Quelles sont les trois principales priorités que l'Europe devrait avoir ?

« Au sortir de la crise économique qui arrive à une vitesse vertigineuse. Arrêter la guerre. Et commencer à devenir crédible en termes de défense conventionnelle et de dissuasion. Parler de l'armée européenne ne me fait ni chaud ni froid. Au lieu de cela, nous devons standardiser les armements, c'est-à-dire acquérir de solides compétences de manœuvre, pas des rêves. Si l'Europe et les pays européens parviennent à devenir crédibles au sein de l'OTAN, en l'utilisant comme un incubateur, ils deviendront véritablement crédibles et pourront agir même lorsque l'OTAN ne le peut pas." 

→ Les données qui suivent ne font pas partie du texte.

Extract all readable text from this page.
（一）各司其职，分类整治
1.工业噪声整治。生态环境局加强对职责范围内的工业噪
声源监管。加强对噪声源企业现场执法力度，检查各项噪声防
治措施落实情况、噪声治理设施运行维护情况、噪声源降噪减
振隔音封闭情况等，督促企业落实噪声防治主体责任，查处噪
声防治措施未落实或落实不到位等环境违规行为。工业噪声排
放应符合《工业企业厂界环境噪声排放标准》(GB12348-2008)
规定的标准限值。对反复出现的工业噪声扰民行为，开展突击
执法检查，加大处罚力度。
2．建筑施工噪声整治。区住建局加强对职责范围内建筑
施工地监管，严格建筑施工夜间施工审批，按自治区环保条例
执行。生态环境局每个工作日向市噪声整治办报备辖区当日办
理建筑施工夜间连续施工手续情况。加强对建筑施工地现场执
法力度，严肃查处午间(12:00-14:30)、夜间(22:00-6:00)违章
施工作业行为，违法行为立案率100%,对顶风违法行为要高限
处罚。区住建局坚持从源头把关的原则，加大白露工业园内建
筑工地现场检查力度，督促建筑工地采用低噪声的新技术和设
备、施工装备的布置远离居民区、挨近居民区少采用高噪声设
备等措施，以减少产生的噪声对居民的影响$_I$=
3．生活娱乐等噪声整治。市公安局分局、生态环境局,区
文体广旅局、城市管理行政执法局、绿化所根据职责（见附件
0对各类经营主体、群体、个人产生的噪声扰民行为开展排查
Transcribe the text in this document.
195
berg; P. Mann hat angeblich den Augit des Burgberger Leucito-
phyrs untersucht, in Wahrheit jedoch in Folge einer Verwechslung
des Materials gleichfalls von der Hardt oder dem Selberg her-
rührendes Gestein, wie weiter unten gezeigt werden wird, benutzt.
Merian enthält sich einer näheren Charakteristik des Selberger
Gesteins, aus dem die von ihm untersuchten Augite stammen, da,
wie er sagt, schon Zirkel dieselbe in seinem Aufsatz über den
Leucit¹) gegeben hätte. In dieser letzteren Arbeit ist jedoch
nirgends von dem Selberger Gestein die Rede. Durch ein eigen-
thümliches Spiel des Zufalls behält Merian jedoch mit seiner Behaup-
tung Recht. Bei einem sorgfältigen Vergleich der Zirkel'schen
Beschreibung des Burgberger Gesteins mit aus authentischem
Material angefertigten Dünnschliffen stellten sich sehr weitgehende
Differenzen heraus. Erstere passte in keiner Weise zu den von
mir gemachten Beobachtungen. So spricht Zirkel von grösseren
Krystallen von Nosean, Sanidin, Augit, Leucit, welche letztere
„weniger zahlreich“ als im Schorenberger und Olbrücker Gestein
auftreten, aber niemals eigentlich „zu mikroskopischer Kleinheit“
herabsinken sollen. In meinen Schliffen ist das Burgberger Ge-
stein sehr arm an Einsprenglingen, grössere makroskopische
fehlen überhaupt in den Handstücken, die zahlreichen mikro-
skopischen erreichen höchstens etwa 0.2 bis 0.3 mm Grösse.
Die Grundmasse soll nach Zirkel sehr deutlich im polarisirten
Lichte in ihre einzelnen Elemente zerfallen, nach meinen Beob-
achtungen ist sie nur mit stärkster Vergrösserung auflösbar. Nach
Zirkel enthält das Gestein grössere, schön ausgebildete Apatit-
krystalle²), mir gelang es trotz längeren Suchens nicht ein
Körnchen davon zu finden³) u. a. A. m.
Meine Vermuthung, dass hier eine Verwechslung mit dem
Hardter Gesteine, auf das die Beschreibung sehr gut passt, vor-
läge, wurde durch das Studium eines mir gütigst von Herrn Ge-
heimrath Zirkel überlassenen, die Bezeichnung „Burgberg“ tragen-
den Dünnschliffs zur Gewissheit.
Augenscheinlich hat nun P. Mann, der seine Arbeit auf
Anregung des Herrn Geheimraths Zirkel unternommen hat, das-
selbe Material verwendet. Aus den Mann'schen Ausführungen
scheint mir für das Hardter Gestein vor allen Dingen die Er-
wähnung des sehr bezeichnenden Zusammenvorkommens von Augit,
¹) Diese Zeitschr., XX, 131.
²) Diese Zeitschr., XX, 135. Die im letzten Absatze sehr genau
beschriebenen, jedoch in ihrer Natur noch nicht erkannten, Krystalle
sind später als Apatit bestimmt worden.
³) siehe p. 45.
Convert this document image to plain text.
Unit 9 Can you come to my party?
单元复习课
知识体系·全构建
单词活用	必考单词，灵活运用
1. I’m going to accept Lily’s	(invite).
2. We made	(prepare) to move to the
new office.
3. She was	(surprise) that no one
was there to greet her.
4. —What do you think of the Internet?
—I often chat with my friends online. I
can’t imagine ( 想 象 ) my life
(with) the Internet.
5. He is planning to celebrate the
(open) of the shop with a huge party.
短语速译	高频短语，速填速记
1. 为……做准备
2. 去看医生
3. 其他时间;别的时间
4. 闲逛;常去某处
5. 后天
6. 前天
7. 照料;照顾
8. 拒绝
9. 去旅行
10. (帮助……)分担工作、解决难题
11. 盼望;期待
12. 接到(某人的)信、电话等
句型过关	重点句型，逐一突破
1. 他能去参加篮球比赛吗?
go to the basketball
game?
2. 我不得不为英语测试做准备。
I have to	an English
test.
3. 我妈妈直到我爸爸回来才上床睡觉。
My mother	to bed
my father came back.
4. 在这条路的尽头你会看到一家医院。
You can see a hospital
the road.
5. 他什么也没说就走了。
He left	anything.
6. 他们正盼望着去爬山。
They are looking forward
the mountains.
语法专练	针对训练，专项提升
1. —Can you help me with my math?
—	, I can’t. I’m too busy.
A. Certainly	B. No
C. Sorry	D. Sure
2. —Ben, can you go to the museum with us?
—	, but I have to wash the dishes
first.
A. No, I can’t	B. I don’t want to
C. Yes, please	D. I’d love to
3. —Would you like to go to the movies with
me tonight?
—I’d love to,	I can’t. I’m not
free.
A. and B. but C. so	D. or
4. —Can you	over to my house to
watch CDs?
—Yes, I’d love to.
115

Et la guerre ? Comment l'arrêter ?

"Nous devons faire comprendre aux deux prétendants que la victoire sur le terrain est illusoire, qu'elle pourrait être obtenue à un prix trop élevé, pour nous deux et pour le monde. Et en même temps restaurer la légalité internationale qui ne peut être bafouée.

Nous sommes très loin…

« C'est vrai, mais quelle est l'alternative ? Voulons-nous que l'Ukraine devienne comme la Bosnie-Herzégovine du siècle dernier, c'est-à-dire le pays qui a fait exploser la Première Guerre mondiale ? Ce n'est pas un bon résultat pour l'Ukraine ou pour n'importe qui d'autre." 

Pensez-vous que nous sommes entrés dans une autre phase de la guerre comme le prétend le président français Macron ?

« Si par là Macron veut dire que les Ukrainiens ont repris l'initiative opérationnelle et stratégique, oui, c'est vrai. Mais combien de temps cela va-t-il durer ?"

Et s'il voulait dire que le comportement russe avec les tapis de bombes nous a rapprochés de notre implication dans la guerre ?

« Raison de plus pour l'arrêter. Cette guerre n'est bonne pour personne. Qu'il soit alors nécessaire de restaurer tout ce qui a été violé en ce qui concerne les droits ukrainiens est absolument vrai. Mais c'est un voyage." 

Et si quelqu'un vous disait que cette position favoriserait en fait Poutine ?

« Je dirais qu'il ne sait pas distinguer le vrai du faux. La reconstruction de la légalité internationale dans la dissuasion et le dialogue ne favorise jamais les desseins d'un chef agressif".